Кадыр спрятал план, отошел. Снова вереница людей ощетинилась оружием, медленно двинулась по дворам. Сайд Исмаил прижал к губам мегафон. Как трубач, гудел металлически-страстно.
Белосельцев больше не пугался темных углов и подворий, не думал о выстреле в спину. Отовсюду смотрели на него голодные, темные от страха и ожидания глаза. Все живое жалось, теснилось, торопливо уступало дорогу, стремилось занять как можно меньше места, плотнее прижаться к стене.

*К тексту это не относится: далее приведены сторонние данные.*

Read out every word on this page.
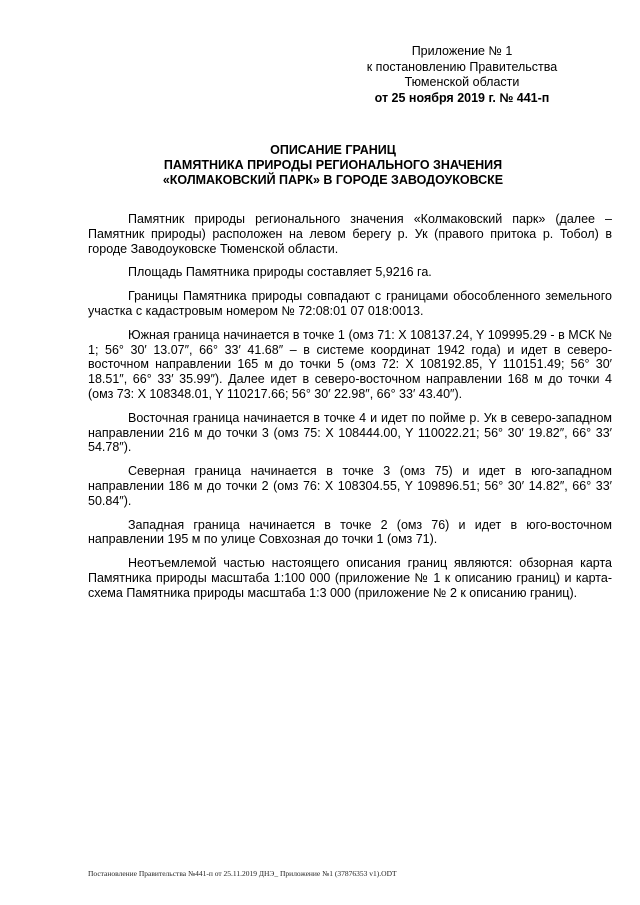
Приложение № 1
к постановлению Правительства
Тюменской области
от 25 ноября 2019 г. № 441-п
ОПИСАНИЕ ГРАНИЦ
ПАМЯТНИКА ПРИРОДЫ РЕГИОНАЛЬНОГО ЗНАЧЕНИЯ
«КОЛМАКОВСКИЙ ПАРК» В ГОРОДЕ ЗАВОДОУКОВСКЕ

Памятник природы регионального значения «Колмаковский парк» (далее – Памятник природы) расположен на левом берегу р. Ук (правого притока р. Тобол) в городе Заводоуковске Тюменской области.

Площадь Памятника природы составляет 5,9216 га.

Границы Памятника природы совпадают с границами обособленного земельного участка с кадастровым номером № 72:08:01 07 018:0013.

Южная граница начинается в точке 1 (омз 71: X 108137.24, Y 109995.29 - в МСК № 1; 56° 30′ 13.07″, 66° 33′ 41.68″ – в системе координат 1942 года) и идет в северо-восточном направлении 165 м до точки 5 (омз 72: X 108192.85, Y 110151.49; 56° 30′ 18.51″, 66° 33′ 35.99″). Далее идет в северо-восточном направлении 168 м до точки 4 (омз 73: X 108348.01, Y 110217.66; 56° 30′ 22.98″, 66° 33′ 43.40″).

Восточная граница начинается в точке 4 и идет по пойме р. Ук в северо-западном направлении 216 м до точки 3 (омз 75: X 108444.00, Y 110022.21; 56° 30′ 19.82″, 66° 33′ 54.78″).

Северная граница начинается в точке 3 (омз 75) и идет в юго-западном направлении 186 м до точки 2 (омз 76: X 108304.55, Y 109896.51; 56° 30′ 14.82″, 66° 33′ 50.84″).

Западная граница начинается в точке 2 (омз 76) и идет в юго-восточном направлении 195 м по улице Совхозная до точки 1 (омз 71).

Неотъемлемой частью настоящего описания границ являются: обзорная карта Памятника природы масштаба 1:100 000 (приложение № 1 к описанию границ) и карта-схема Памятника природы масштаба 1:3 000 (приложение № 2 к описанию границ).

Постановление Правительства №441-п от 25.11.2019 ДНЭ_ Приложение №1 (37876353 v1).ODT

Из дыр, из разбитых окон, из трещин и проломов смотрело горе. Он очутился в недрах огромного непроходящего горя, которое, казалось, стекало сюда столетиями, в эти трущобы и ямы, стояло, как темная гнилая вода. Он тяготился своей добротной непромокаемой обувью, непродуваемым кожаным пальто, сильным сытым телом. Даже болью и состраданием своим тяготился, не сопоставимыми с окружавшим его, остановившимся и онемевшим горем. Не умел откликнуться на эту беду немедленной помощью. Откликался только страстным молитвенным ее отрицанием, желанием ее одолеть, развести руками, разобрать эти глиняные смердящие саркофаги, открыть их свету и воздуху.